The Color Of Music
British DJ and producer Kwes is a synesthete. That is, a person who has a fascinating neurological condition that is estimated to occur in varying degrees in one in 25,000 people. Synesthesia is the simultaneous occurrence of multiple senses. In Kwes’s case, he hears color, a sub-group of synethesia called chromesthesia. On his first full-length debut, he invites listeners to join him on a walk down this psychedelic-sounding yellow brick road. Ilp is the second offering from this sought-after remixer, a rising star of the avant-garde producing world. He has an interesting resume that includes production credits on recordings from DELS, Damon Albarn, the keyboardist for Bobby Womack, and collaboration with Micachu. Kanye West has even used a sample from Meantime, Kwes’ 2012 EP. Adept at playing a role behind the scenes, Ilp is a foray into Kwes’ personal world.
Impressionistic, shape-laden at times while completely free-form at others, Ilp is like a mellow mystery tour. The first track, “Purplehands,” begins with a gathering drone and proceeds to dance through rhythmic and arrhythmic sequences, guided by extremely effected monotone vocals.
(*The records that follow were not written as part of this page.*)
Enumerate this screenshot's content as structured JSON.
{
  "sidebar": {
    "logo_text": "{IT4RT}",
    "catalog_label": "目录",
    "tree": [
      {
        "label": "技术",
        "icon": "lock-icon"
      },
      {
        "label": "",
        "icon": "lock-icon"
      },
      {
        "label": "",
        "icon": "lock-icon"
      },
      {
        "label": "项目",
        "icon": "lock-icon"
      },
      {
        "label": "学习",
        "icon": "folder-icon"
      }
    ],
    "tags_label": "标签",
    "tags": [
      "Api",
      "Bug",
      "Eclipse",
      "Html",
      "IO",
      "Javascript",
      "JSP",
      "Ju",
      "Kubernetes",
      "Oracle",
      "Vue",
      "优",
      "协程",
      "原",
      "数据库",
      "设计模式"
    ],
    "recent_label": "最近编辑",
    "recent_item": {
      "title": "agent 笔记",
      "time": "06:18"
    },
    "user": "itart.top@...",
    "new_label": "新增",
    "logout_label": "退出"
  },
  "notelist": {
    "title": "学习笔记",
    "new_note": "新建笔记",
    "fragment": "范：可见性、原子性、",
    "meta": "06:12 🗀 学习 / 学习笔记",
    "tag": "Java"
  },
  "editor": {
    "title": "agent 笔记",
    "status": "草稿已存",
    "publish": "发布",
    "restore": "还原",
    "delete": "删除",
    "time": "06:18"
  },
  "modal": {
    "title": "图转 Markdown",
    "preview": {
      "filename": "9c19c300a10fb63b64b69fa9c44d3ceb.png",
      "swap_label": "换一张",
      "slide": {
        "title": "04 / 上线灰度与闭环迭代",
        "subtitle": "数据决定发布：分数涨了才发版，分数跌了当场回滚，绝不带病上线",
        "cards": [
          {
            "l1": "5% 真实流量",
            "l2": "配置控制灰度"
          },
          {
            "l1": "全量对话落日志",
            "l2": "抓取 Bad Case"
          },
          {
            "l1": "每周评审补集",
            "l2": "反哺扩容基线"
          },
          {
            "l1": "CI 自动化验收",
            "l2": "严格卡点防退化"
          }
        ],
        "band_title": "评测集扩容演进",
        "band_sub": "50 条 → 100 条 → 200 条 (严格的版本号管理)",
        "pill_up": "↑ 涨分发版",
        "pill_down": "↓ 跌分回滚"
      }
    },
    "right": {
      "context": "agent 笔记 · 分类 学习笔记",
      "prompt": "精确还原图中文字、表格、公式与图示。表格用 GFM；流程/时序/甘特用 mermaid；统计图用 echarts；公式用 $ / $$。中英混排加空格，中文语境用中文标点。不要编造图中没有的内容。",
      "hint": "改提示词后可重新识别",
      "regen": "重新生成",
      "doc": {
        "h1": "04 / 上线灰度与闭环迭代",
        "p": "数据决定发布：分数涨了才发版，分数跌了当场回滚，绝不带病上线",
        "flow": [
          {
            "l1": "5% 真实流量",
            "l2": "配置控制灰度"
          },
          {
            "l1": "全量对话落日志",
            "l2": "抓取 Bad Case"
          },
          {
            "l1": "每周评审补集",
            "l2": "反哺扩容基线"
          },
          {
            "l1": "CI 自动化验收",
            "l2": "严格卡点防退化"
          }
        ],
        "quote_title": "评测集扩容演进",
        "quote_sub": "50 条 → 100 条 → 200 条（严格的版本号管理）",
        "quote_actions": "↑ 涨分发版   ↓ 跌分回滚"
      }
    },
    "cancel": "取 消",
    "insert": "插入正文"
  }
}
There are so many echoes that at times it’s hard to focus on the lyrics. Kwes’ voice isn’t sing-songy; he awkwardly jumps and bops his way through the tracks like a paraglider trying to land on a windy day. But his bashful confidence has an old-soul believability. The cinematic “Cablecar” is like a little movie soundtrack. It is eight minutes long and ends with a circus cacophony of sounds. “Broke” is the sad story of someone, maybe homeless, who is down on their luck and wants to sleep and never wake up. The standout is “Rollerblades,” a childhood love story with overly simplified lyrics: “You said to me, come rollerblade with me / Unfortunately I didn’t ‘cuz I had to go in for dinner.” It’s got a bright melody and is more sing-able that a lot of the more experimental tracks. The last track is a reworking of “B-shf-l” from Meantime, a smart and catchy tune with a new twist.
Kwes excels at combining seemingly random components, or colors in his case, and swirling them around to create an evocative new sound palette. There are hints of dub-step, trip-hop, soundscape, soul and The Smiths woven together blissfully. Ilp is not commercial or chorus-driven, and it’s not really even catchy at times, but it is a captivating listen and signals the arrival of a talented and very original thinker on the electronica scene. Give it a listen and see what you think.